Bernadette-Chirac-Sarran
Le village corrézien de Sarran pleure Bernadette Chirac, décédée à 93 ans. Élue locale pendant un demi-siècle et ex-Première dame, elle a marqué la région par son engagement politique et humanitaire, laissant un souvenir ému d'une femme de caractère. Un registre de condoléances est ouvert au musée Jacques Chirac.

Le village de Sarran, en Corrèze, est empreint d’une émotion particulière suite à l’annonce du décès de Bernadette Chirac, survenu vendredi soir à l’âge de 93 ans. Ancienne Première dame et figure politique locale, elle a marqué le territoire de son empreinte durant un demi-siècle. Dans cette commune de moins de trois cents habitants, où elle fut élue pendant de nombreuses années, la nouvelle résonne bien au-delà d’une simple information nationale, touchant la mémoire locale et la fierté d’un territoire qui a longtemps bénéficié de la visibilité apportée par le couple Chirac.

Devant le musée du président Jacques Chirac, les visiteurs découvrent la triste nouvelle et certains, comme Corinne Langlade, une retraitée d’Auvergne, déposent quelques lignes émues dans le registre de condoléances. Elle y salue « la classe, la discrétion, l’intelligence, une force sympathique et qui a été un honneur pour nous ». Les cloches de l’église ont même sonné en son honneur.

Bernadette Chirac n’était pas seulement l’épouse d’un président ; elle fut une élue de terrain, ancrée en Corrèze dès 1971 comme conseillère municipale de Sarran et adjointe au maire jusqu’en 2020. Elle a également été conseillère générale de la Corrèze de 1979 à 2015, devenant la première femme à siéger à l’assemblée départementale. Son engagement et sa pugnacité lui ont valu d’être considérée par certains comme le « meilleur homme politique de la Corrèze ». Monique, du restaurant-épicerie Patati Patata, la décrit comme une « femme forte, qui ne se laissait pas faire ».

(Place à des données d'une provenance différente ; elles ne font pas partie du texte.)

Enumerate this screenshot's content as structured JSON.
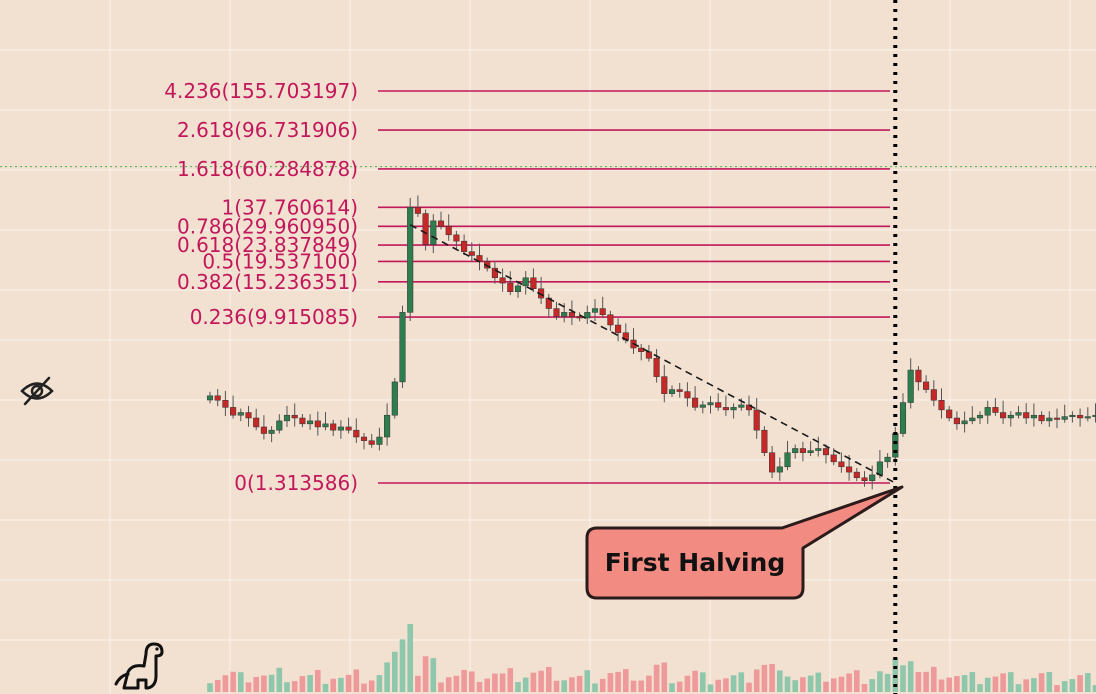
{
  "colors": {
    "background": "#f2e1d1",
    "grid": "#ffffff",
    "fib_line": "#c2185b",
    "candle_up": "#2e7d4f",
    "candle_down": "#c62828",
    "volume_up": "#8fc7ad",
    "volume_down": "#ef9a9a",
    "callout_fill": "#f28b82",
    "callout_border": "#2b1b1b",
    "trendline": "#1a1a1a",
    "halving_line": "#000000",
    "price_line": "#4caf50"
  },
  "icons": {
    "hide": "eye-off-icon",
    "logo": "dinosaur-icon"
  },
  "callout": {
    "text": "First Halving"
  },
  "chart_data": {
    "type": "candlestick",
    "y_scale": "log",
    "ylim": [
      0.9,
      260
    ],
    "grid": true,
    "fib_levels": [
      {
        "ratio": 4.236,
        "price": 155.703197,
        "label": "4.236(155.703197)"
      },
      {
        "ratio": 2.618,
        "price": 96.731906,
        "label": "2.618(96.731906)"
      },
      {
        "ratio": 1.618,
        "price": 60.284878,
        "label": "1.618(60.284878)"
      },
      {
        "ratio": 1,
        "price": 37.760614,
        "label": "1(37.760614)"
      },
      {
        "ratio": 0.786,
        "price": 29.96095,
        "label": "0.786(29.960950)"
      },
      {
        "ratio": 0.618,
        "price": 23.837849,
        "label": "0.618(23.837849)"
      },
      {
        "ratio": 0.5,
        "price": 19.5371,
        "label": "0.5(19.537100)"
      },
      {
        "ratio": 0.382,
        "price": 15.236351,
        "label": "0.382(15.236351)"
      },
      {
        "ratio": 0.236,
        "price": 9.915085,
        "label": "0.236(9.915085)"
      },
      {
        "ratio": 0,
        "price": 1.313586,
        "label": "0(1.313586)"
      }
    ],
    "closes": [
      3.8,
      3.6,
      3.3,
      3.0,
      3.1,
      2.9,
      2.6,
      2.4,
      2.5,
      2.8,
      3.0,
      2.9,
      2.7,
      2.8,
      2.6,
      2.7,
      2.5,
      2.6,
      2.5,
      2.3,
      2.2,
      2.1,
      2.3,
      3.0,
      4.5,
      10.5,
      37.8,
      35,
      24,
      32,
      30,
      27,
      25,
      22,
      21,
      19.5,
      18,
      16,
      15,
      13.5,
      14.5,
      16,
      14,
      12.5,
      11,
      10,
      10.5,
      10,
      9.8,
      10.5,
      11,
      10.2,
      9.0,
      8.2,
      7.5,
      6.8,
      6.5,
      6.0,
      4.8,
      3.9,
      4.1,
      4.0,
      3.7,
      3.3,
      3.4,
      3.5,
      3.3,
      3.2,
      3.3,
      3.4,
      3.2,
      2.5,
      1.9,
      1.5,
      1.6,
      1.9,
      2.0,
      1.9,
      1.95,
      2.0,
      1.85,
      1.7,
      1.6,
      1.5,
      1.4,
      1.35,
      1.45,
      1.7,
      1.8,
      2.4,
      3.5,
      5.2,
      4.5,
      4.1,
      3.6,
      3.2,
      2.9,
      2.7,
      2.8,
      2.9,
      3.0,
      3.3,
      3.1,
      2.9,
      3.0,
      3.1,
      2.9,
      3.0,
      2.8,
      2.9,
      2.85,
      2.95,
      3.0,
      2.9,
      2.95,
      3.0
    ],
    "halving_index": 89,
    "hidden_price_level": 62,
    "trendline": {
      "from": {
        "index": 26,
        "price": 30.5
      },
      "to": {
        "index": 89,
        "price": 1.313586
      }
    }
  }
}
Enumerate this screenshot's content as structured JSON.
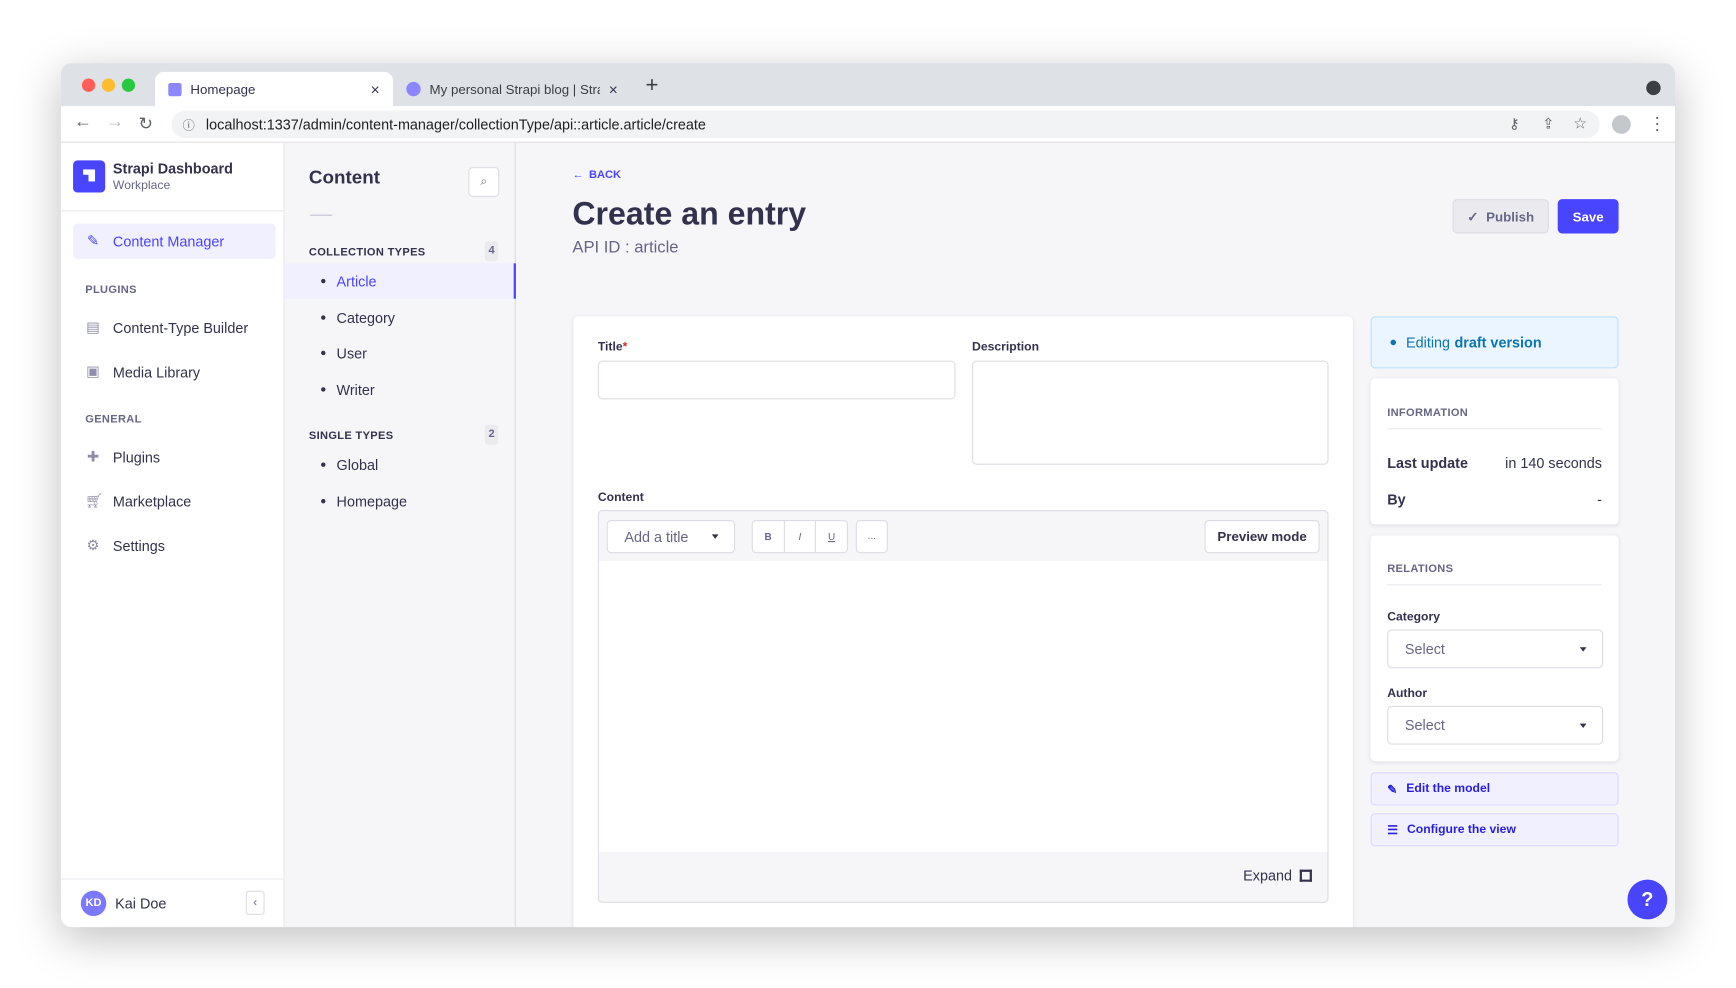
{
  "browser": {
    "tabs": [
      {
        "label": "Homepage",
        "active": true
      },
      {
        "label": "My personal Strapi blog | Strap",
        "active": false
      }
    ],
    "url": "localhost:1337/admin/content-manager/collectionType/api::article.article/create"
  },
  "sidebar": {
    "brand": {
      "title": "Strapi Dashboard",
      "subtitle": "Workplace"
    },
    "active_item": "Content Manager",
    "sections": [
      {
        "label": "PLUGINS",
        "items": [
          "Content-Type Builder",
          "Media Library"
        ]
      },
      {
        "label": "GENERAL",
        "items": [
          "Plugins",
          "Marketplace",
          "Settings"
        ]
      }
    ],
    "user": {
      "initials": "KD",
      "name": "Kai Doe"
    }
  },
  "content_panel": {
    "title": "Content",
    "collection_types": {
      "label": "COLLECTION TYPES",
      "count": "4",
      "items": [
        "Article",
        "Category",
        "User",
        "Writer"
      ],
      "active": "Article"
    },
    "single_types": {
      "label": "SINGLE TYPES",
      "count": "2",
      "items": [
        "Global",
        "Homepage"
      ]
    }
  },
  "header": {
    "back": "BACK",
    "title": "Create an entry",
    "subtitle": "API ID : article",
    "publish": "Publish",
    "save": "Save"
  },
  "form": {
    "title_label": "Title",
    "required_mark": "*",
    "title_value": "",
    "description_label": "Description",
    "description_value": "",
    "content_label": "Content",
    "editor": {
      "heading_select": "Add a title",
      "bold": "B",
      "italic": "I",
      "underline": "U",
      "more": "...",
      "preview": "Preview mode",
      "expand": "Expand"
    }
  },
  "right": {
    "draft": {
      "prefix": "Editing",
      "strong": "draft version"
    },
    "information": {
      "label": "INFORMATION",
      "last_update_label": "Last update",
      "last_update_value": "in 140 seconds",
      "by_label": "By",
      "by_value": "-"
    },
    "relations": {
      "label": "RELATIONS",
      "fields": [
        {
          "label": "Category",
          "placeholder": "Select"
        },
        {
          "label": "Author",
          "placeholder": "Select"
        }
      ]
    },
    "edit_model": "Edit the model",
    "configure_view": "Configure the view"
  },
  "help": "?",
  "colors": {
    "primary": "#4945ff",
    "primary_light": "#f0f0ff",
    "draft_bg": "#eaf5ff",
    "draft_text": "#0c75af"
  }
}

Le château de Bity, acquis par le couple en 1969, était son refuge en Corrèze, un lieu chargé de souvenirs où elle continuait de se rendre régulièrement. La maire de Sarran, Agnès Audureau, qui a partagé plusieurs mandats avec elle, se souvient d’une « Corrézienne de cœur » qui aimait le côté « terrien sincère » des habitants. Elle n’a jamais hésité à défendre les dossiers locaux, allant « au bout du bout » pour ses projets.

Au-delà de son rôle local, Bernadette Chirac s’est illustrée par son engagement humanitaire, notamment à la tête de la Fondation des Hôpitaux de Paris-Hôpitaux de France, organisant l’opération Pièces Jaunes pour améliorer les conditions d’hospitalisation des enfants. Sa disparition laisse un grand vide, mais son héritage politique et caritatif demeure profondément ancré en Corrèze et dans le cœur des Français.